Ну а теперь последнее страшное происшествие. Никаких других кошмаров более не наблюдалось, поэтому мои выводы страдают чрезвычайной неопределенностью. Если бы мы собственными ушами не слышали те последние звуки, и если бы Парскет не обнаружил свой жуткий испуг, все дело можно было бы объяснить уже названными мной естественными причинами. Более того, как вы могли заметить, я придерживаюсь того мнения, что других здесь искать не стоит, однако не вижу, каким образом можно истолковать самые последние звуки конского топота и тот страх, который отразился при этом на лице Парскета.
Его смерть?.. Нет, она не доказывает здесь ничего. Обследование бесхитростно объяснило ее сердечным приступом. Причина вполне естественная и не позволяет считать, что злодей действительно умер, став между девушкой и некой невероятной и чудовищной тварью.

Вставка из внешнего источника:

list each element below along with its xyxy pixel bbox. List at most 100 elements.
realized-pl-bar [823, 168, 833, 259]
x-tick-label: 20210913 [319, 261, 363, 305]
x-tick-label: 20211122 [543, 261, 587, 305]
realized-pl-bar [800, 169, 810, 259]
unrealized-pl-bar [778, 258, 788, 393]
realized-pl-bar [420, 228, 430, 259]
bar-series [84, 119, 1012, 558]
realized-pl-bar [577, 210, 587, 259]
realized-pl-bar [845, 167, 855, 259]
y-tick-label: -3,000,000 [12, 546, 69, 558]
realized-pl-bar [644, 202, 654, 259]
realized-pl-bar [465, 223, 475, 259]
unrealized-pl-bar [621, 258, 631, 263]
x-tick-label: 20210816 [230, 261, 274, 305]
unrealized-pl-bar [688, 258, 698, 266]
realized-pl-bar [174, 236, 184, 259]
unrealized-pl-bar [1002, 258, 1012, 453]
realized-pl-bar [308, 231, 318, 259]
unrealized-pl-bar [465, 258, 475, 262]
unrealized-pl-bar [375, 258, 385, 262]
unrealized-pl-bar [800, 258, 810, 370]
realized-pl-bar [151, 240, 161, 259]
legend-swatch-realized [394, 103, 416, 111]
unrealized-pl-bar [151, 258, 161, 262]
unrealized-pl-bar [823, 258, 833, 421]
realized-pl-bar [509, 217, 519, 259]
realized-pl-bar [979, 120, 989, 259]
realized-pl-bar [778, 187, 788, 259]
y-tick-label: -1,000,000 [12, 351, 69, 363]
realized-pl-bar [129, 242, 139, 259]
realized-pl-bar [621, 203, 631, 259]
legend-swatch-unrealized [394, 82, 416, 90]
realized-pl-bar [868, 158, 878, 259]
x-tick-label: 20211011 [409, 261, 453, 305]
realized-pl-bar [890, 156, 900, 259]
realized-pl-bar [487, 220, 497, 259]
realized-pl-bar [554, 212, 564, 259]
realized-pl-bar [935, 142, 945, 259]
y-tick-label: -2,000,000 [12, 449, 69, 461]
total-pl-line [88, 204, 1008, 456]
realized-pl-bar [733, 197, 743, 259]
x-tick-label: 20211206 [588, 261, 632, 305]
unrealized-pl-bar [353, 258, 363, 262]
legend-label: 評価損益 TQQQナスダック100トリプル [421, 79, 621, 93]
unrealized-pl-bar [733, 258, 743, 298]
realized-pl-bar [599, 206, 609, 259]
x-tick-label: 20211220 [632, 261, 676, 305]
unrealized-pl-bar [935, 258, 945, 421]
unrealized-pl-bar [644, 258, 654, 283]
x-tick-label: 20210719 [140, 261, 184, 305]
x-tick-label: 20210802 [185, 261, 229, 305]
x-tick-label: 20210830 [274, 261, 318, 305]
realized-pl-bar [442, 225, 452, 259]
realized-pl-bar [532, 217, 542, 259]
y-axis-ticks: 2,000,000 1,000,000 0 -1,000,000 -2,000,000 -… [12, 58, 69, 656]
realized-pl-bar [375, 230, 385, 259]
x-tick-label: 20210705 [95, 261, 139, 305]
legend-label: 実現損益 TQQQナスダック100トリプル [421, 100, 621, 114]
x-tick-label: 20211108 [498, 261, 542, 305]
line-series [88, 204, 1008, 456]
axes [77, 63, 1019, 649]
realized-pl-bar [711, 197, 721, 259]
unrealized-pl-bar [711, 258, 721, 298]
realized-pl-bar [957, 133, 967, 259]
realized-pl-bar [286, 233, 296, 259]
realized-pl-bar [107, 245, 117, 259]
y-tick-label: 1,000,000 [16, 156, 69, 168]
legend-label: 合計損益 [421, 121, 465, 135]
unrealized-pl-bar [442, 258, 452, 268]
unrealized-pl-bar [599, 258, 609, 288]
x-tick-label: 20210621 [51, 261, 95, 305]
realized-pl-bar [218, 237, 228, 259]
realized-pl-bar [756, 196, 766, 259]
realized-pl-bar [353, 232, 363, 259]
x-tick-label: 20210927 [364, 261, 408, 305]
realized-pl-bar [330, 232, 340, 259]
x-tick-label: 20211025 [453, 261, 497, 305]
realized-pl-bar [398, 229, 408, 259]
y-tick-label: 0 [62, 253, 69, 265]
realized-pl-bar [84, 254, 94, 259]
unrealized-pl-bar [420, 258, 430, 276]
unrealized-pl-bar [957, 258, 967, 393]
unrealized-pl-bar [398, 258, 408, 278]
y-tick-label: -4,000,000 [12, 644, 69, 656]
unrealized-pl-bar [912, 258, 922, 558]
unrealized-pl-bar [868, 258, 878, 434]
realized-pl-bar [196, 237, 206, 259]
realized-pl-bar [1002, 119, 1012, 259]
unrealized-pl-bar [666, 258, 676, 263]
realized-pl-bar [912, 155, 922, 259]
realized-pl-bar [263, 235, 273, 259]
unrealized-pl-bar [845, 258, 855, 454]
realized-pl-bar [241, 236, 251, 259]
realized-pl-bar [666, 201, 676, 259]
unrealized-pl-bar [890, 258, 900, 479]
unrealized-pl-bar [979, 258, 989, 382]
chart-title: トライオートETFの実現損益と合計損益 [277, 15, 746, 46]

Выражение на лице Парскета и брошенный им вызов твари, гремевшей копытами по полу коридора, ясным образом свидетельствуют: в итоге, он все-таки осознал подлинность того, что доселе считал только кошмарным подозрением. И страх его перед подступавшей колоссальной опасностью был острее и искренней моего. А потом он совершил свой прекрасный и благородный поступок!
– Но причина? – спросил я. – Какова была причина?
Карнакки покачал головой.
– Ее знает один только Бог, – ответил он с особой, искренней почтительностью. – Если тварь действительно была такой, какой казалась, могу предложить объяснение, не противоречащее здравому рассудку, но, тем не менее, способное оказаться полностью ошибочным. Мне все же подумалось, что вы согласитесь с моими аргументами, хотя для этого потребуется прочесть длинную лекцию по мысленной индукции, что Парскет произвел, как бы это сказать – наведенное наваждение – нечто соответствующее настрою его отчаянных мыслей. Не знаю, как выразиться лучше в нескольких словах.
– Однако в старину случаи наваждения были подлинными! – напомнил я. – Разве в этой повести нет крупицы истины?
– Вполне возможно, что есть, – согласился Карнакки, – но я не думаю, чтобы эти старинные истории имели какое-то отношение к пережитому нами. Я еще не сумел привести в порядок собственные мысли, однако впоследствии сумею сказать, почему так думаю.
– А как насчет свадьбы? И погреба… в нем ничего не нашли? – спросил Тейлор.
– Да, свадьбу сыграли в тот же день, несмотря на трагедию. Учитывая все то, что я просто не в состоянии объяснить, это был самый разумный поступок. Да, я велел, чтобы вскрыли пол того подвала, так как нечто подсказывало мне, что именно там я могу отыскать какой-то ключ ко всей истории, однако там ничего не нашлось. Тем не менее, переживание было таким страшным и необыкновенным. Я никогда не забуду выражения на лице Парскета… а потом мерзкого стука огромных копыт, удаляющихся по тихому коридору.
Карнакки поднялся и любезно произнес привычную формулу:
– А теперь убирайтесь!
И мы вышли на тихую набережную и отправились по домам.